Она подвела итог: израсходовано две тысячи сто ливров. Но никогда еще она не была так счастлива, тратя деньги.
6 Морозы и оттепель
С тех пор как уехал Жак, прошло две недели. И от него по-прежнему не было вестей. Жанна рассказала Франсуа о своем путешествии. Он дрожал, слушая о сражении с волками, и временами даже вскрикивал. Описание Ла-Дульсада привело его в восторг.
– Когда мы туда поедем? – с нетерпением воскликнул он.
– Когда замок будет отстроен и когда станет потеплее.
– Деревня пойдет ему на пользу, – одобрила кормилица. – Единственная зелень, которую ребенок видит, это кладбище Сен-Северен! Оттого он такой и бледненький.
Начались снегопады, и мир стал черно-белым. А затем появился Монкорбье.
Она спустилась, чтобы помочь Гийоме, который потерял голос на холоде, и вдруг увидела в окне лавки это веселое и хищное волчье лицо.
Взгляды их скрестились.
Как можно вот так напрочь разлюбить? – спросила она себя. И сама же себе ответила: любишь ведь не только самого мужчину, но и весь его мир. Опьяненная деревней, она еще острее почувствовала отвращение к миру обманчивых наслаждений, добытых мошенничеством, кинжалом, отмычкой или предательством. А Монкорбье вдобавок еще разыскивается за грабеж и убийство.

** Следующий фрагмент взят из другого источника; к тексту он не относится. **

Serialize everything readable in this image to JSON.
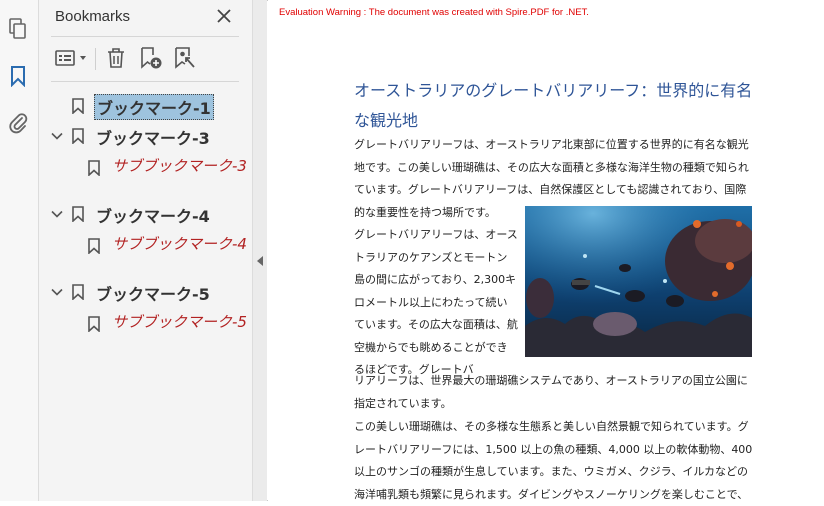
{
  "sidebar": {
    "title": "Bookmarks",
    "icons": [
      "pages-icon",
      "bookmark-panel-icon",
      "attachment-icon"
    ]
  },
  "toolbar": {
    "buttons": [
      "options-menu",
      "delete-bookmark",
      "new-bookmark",
      "bookmark-properties"
    ]
  },
  "bookmarks": {
    "b1": "ブックマーク-1",
    "b3": "ブックマーク-3",
    "b3_sub": "サブブックマーク-3",
    "b4": "ブックマーク-4",
    "b4_sub": "サブブックマーク-4",
    "b5": "ブックマーク-5",
    "b5_sub": "サブブックマーク-5"
  },
  "document": {
    "warning": "Evaluation Warning : The document was created with Spire.PDF for .NET.",
    "heading": "オーストラリアのグレートバリアリーフ：世界的に有名な観光地",
    "p1": "グレートバリアリーフは、オーストラリア北東部に位置する世界的に有名な観光地です。この美しい珊瑚礁は、その広大な面積と多様な海洋生物の種類で知られています。グレートバリアリーフは、自然保護区としても認識されており、国際的な重要性を持つ場所です。",
    "p2_left": "グレートバリアリーフは、オーストラリアのケアンズとモートン島の間に広がっており、2,300キロメートル以上にわたって続いています。その広大な面積は、航空機からでも眺めることができるほどです。グレートバ",
    "p2_rest": "リアリーフは、世界最大の珊瑚礁システムであり、オーストラリアの国立公園に指定されています。",
    "p3": "この美しい珊瑚礁は、その多様な生態系と美しい自然景観で知られています。グレートバリアリーフには、1,500 以上の魚の種類、4,000 以上の軟体動物、400 以上のサンゴの種類が生息しています。また、ウミガメ、クジラ、イルカなどの海洋哺乳類も頻繁に見られます。ダイビングやスノーケリングを楽しむことで、"
  },
  "colors": {
    "heading": "#2f5597",
    "warning": "#e00000",
    "sub_bookmark": "#b22222",
    "selection": "#9ec3de",
    "accent_icon": "#2b6cb0"
  }
}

Все это пронеслось в ее мозгу за одно мгновение.
– Желаете пышку с яблоками или с сыром? – спросила она.
Гийоме, конечно, узнал посетителя, но словно потерял память.
– Любую, какую соблаговолите мне дать, – отозвался Монкорбье, не сводя глаз с Жанны.
Она положила пышку с сыром на поднос и протянула ему. Затем наполнила стакан вином.
– Тебе не следовало возвращаться в Париж, – сказала она. – Прево про тебя не забыл.
– Я был в Бур-ла-Рен и в Анжере. Приехал, чтобы повидаться с тобой.
– Со мной, и не только, – ответила она, раздраженная этими речами, которые считала пустыми. – Приютить тебя не могу. Этот дом будет первым, куда придут тебя искать.
Следующий вопрос она угадала прежде, чем он раскрыл рот, и ответила сразу:
– Экю. Не больше.
Словно озаренная свыше, она увидела, чем были деньги для него и чем для нее. Он свои воровал, а она зарабатывала и обращала в земли, в скот, благодаря им могли жить другие люди. Он стонал от любви – по крайней мере, на бумаге, – но из леса его выгонял голод.
– Ты же богата!
Ответ Жанны прозвучал как пощечина:
– Последний раз, когда я тебя видела, тебе нужны были деньги. Я отдала тебе все, что имела. Твою долю из пятисот экю Наваррского коллежа, Франсуа, я и за месяц не заработаю в моих трех лавках. И не истрачу за шесть.
У Монкорбье вытянулось лицо. Взгляд стал тревожным. Гийоме делал вид, что ничего не замечает. Но явно кое-что слышал.
– Откуда ты знаешь? – пробормотал он.
– Тебе что, назвать имена твоих сообщников? Колен Экайе, Малыш Жан, Ги Табари, дом Никола…
Она обрадовалась, что может осадить его благодаря рассказам Сибуле. Монкорбье побледнел еще больше. Она стояла перед ним, как статуя Правосудия. Он поставил стакан на стойку перед окном, запахнул плащ и ушел не сказав ни слова.
И даже экю не взял.
Что ж, экономия, подумала Жанна.
Но сердцу ее эта короткая встреча стоила дорого. Что такое любовь? – подумала она. И вспомнила первую – Исаака, на постоялом дворе в Аржантане. Матье. Филибера. Бартелеми. Любовь озаряла жизнь. Дарила веру и молодость душе и телу. В ней таились все очарование и вся красота мира.
В стихах Франсуа Монкорбье говорилось о том, чего сам он никогда не знал.